Supplementary Material

Asthma drug brings hope for COVID-19 treatment

A steroid commonly used in asthma inhalers has the potential to prevent severe COVID-19 symptoms. It could treat the illness early on and help to reduce pressure on hospitals.

  • Author Louisa Wright, Madelaine Pitt Date 13.04.2021

A common asthma medication that can be used at home might be an effective treatment for early COVID-19 in adults, according to a study published in The Lancet medical journal.

University of Oxford researchers found that patients who took the drug budesonide when their first COVID-19 symptoms started were less likely to need urgent medical care or hospitalization, and had a shorter recovery time.

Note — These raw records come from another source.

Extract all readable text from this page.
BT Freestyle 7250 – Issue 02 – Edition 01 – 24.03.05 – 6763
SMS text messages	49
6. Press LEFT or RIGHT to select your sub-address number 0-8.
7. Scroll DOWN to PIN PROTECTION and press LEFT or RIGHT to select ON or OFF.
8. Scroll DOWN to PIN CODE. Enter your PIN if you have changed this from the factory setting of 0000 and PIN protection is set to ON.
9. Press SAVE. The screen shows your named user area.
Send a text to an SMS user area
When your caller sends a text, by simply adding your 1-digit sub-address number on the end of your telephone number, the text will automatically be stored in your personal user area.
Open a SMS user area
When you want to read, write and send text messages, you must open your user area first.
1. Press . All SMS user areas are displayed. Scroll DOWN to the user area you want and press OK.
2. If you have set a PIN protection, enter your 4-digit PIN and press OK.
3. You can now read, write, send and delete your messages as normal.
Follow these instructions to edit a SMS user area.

It also reduced the chance of persistent symptoms and fever.

The randomized controlled trial involved 146 adults within seven days of the onset of mild COVID-19 symptoms. Half of the participants inhaled budesonide twice a day until their symptoms resolved, and the other half received the usual care given based on age, gender and existing illnesses.

In the budesonide group, only one person needed urgent medical care, compared to 10 people in the group who received the standard care for COVID-19.

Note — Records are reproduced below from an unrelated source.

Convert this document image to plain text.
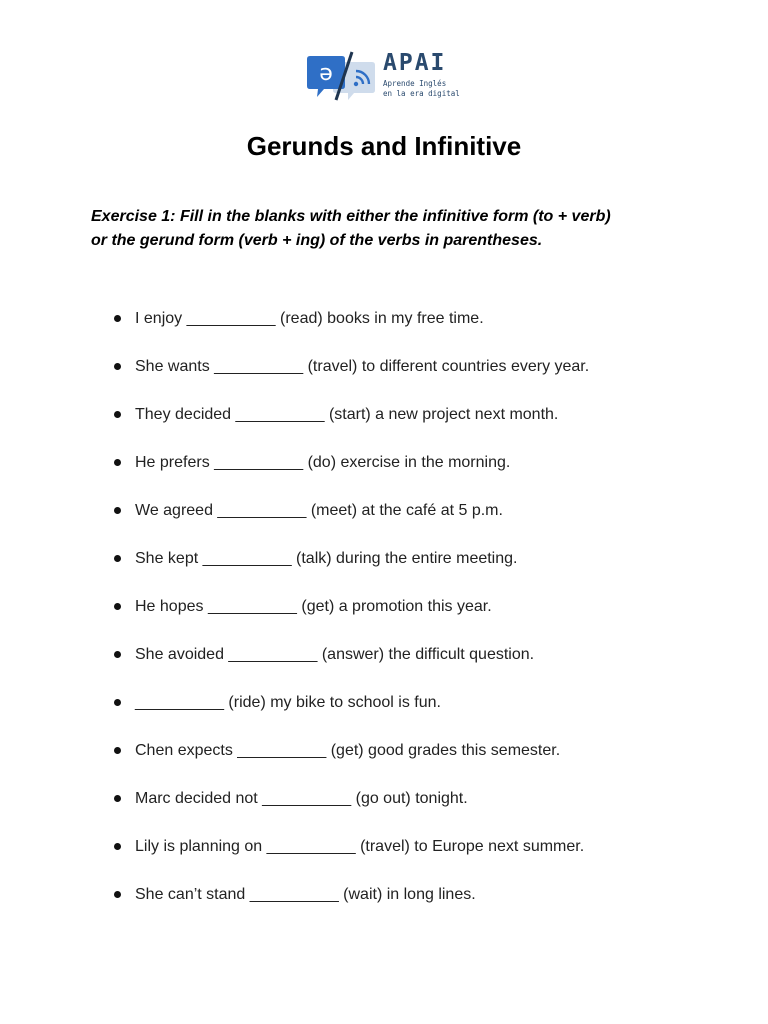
ə APAI
Aprende Inglés
en la era digital
Gerunds and Infinitive
Exercise 1: Fill in the blanks with either the infinitive form (to + verb)
or the gerund form (verb + ing) of the verbs in parentheses.
I enjoy __________ (read) books in my free time.
She wants __________ (travel) to different countries every year.
They decided __________ (start) a new project next month.
He prefers __________ (do) exercise in the morning.
We agreed __________ (meet) at the café at 5 p.m.
She kept __________ (talk) during the entire meeting.
He hopes __________ (get) a promotion this year.
She avoided __________ (answer) the difficult question.
__________ (ride) my bike to school is fun.
Chen expects __________ (get) good grades this semester.
Marc decided not __________ (go out) tonight.
Lily is planning on __________ (travel) to Europe next summer.
She can’t stand __________ (wait) in long lines.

Another University of Oxford study that has yet to be peer reviewed also found that inhaled budesonide helped people who were at a higher risk of severe COVID-19 outcomes recover quicker.

“There’s good biological plausibility” for why corticosteroids would work, Chloe Bloom, a senior clinical research fellow at Imperial College London’s National Heart and Lung Institute, told DW. Bloom was not involved in the study.

Corticosteroids like dexamethasone are already being used effectively in hospitalized, severely ill COVID-19 patients. Bloom said researchers think it likely reduces the inflammation associated with severe COVID-19. Budesonide probably works in a similar way, but may be more localized.

Studies have also shown that the use of inhaled steroids in people with asthma and chronic obstructive pulmonary disease (COPD) reduced the receptor that allows Sars-CoV-2 into the lungs, said Bloom, and lab work has shown that inhaled steroids can possibly prevent virus replication.